The improving performance by its merger partners is good news for Banc One, whose recent buying spree has raised questions about whether it can sustain its enviable record of high profitability.

|Ahead of Expectations'

By the end of this year, Banc One will complete acquisitions in Arizona, Colorado, Illinois, Indiana, Ohio, and Kentucky. Total assets will grow to $74 billion, from $48.4 billion at midyear.

Referring to the last data, Mr. Meiling said: "We are ahead of our own expectations."
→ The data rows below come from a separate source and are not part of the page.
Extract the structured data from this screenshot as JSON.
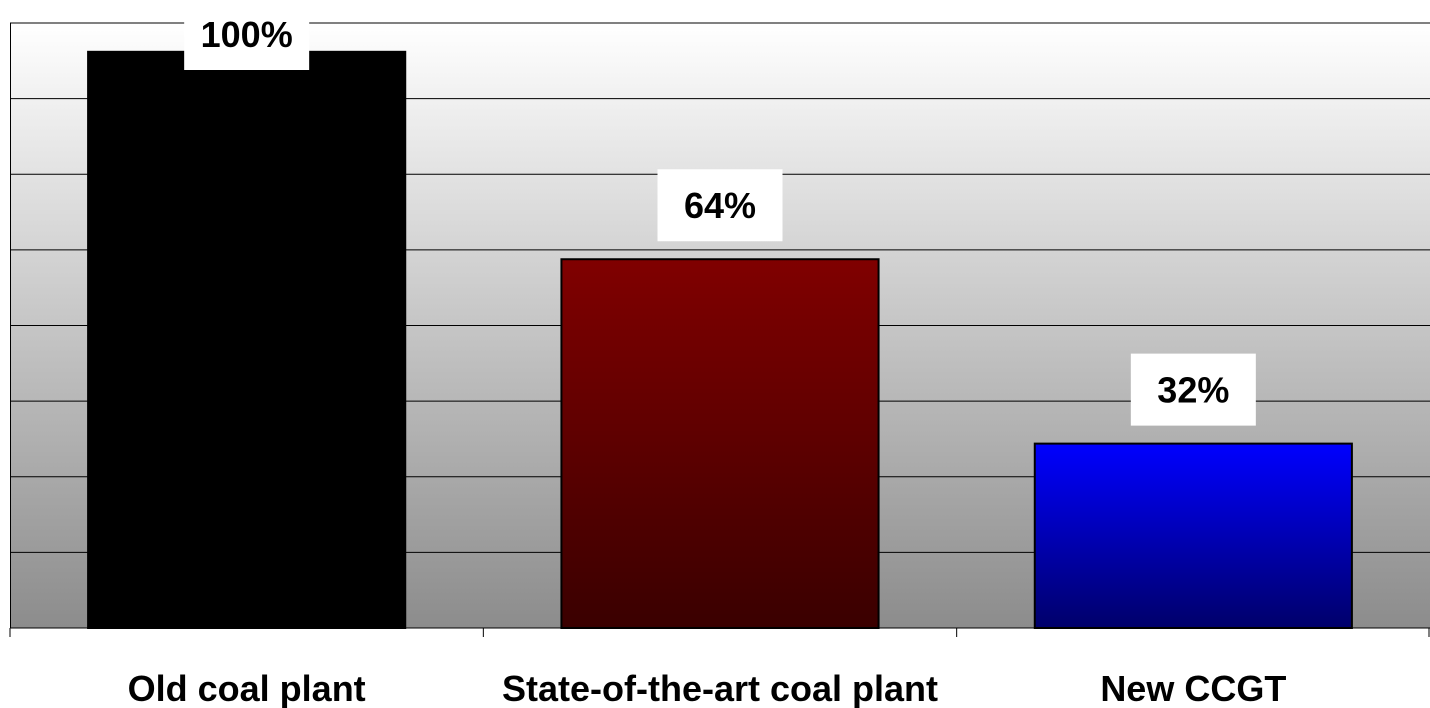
{
  "chart_data": {
    "type": "bar",
    "title": "",
    "xlabel": "",
    "ylabel": "",
    "categories": [
      "Old coal plant",
      "State-of-the-art coal plant",
      "New CCGT"
    ],
    "values": [
      100,
      64,
      32
    ],
    "data_labels": [
      "100%",
      "64%",
      "32%"
    ],
    "ylim": [
      0,
      105
    ],
    "grid": true,
    "legend": "none",
    "colors": {
      "bars": [
        {
          "top": "#000000",
          "bottom": "#000000"
        },
        {
          "top": "#800000",
          "bottom": "#3a0000"
        },
        {
          "top": "#0000ff",
          "bottom": "#00006a"
        }
      ],
      "plot_background_top": "#ffffff",
      "plot_background_bottom": "#8c8c8c",
      "gridline": "#000000"
    }
  }
}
Present and prospective operations would have posted a combined 1.3% return on average assets the second quarter, compared with the 1.52% that Banc One actually reported, he said.

Above Industry Averages

The company's 17.83% return on equity would have fallen to 17.11% if the other operations were included, and its 8.28% ratio of equity to assets would have declined to 7.58%. All of the lower totals still would have been well above industry averages.

Actual earnings per share came to 87 cents, compared with a pro forma 88 cents for the combined operations.

Also at the conference, which was sponsored by a unit of Kemper Corp., the chairman and chief executive of Norwest Corp. said he expected the Minneapolis-based company to increase earnings per share by at least 13% annually for the next three years.

Lloyd P. Johnson said smaller loan-loss provisions and gains in efficiency would help fuel expected performance gains.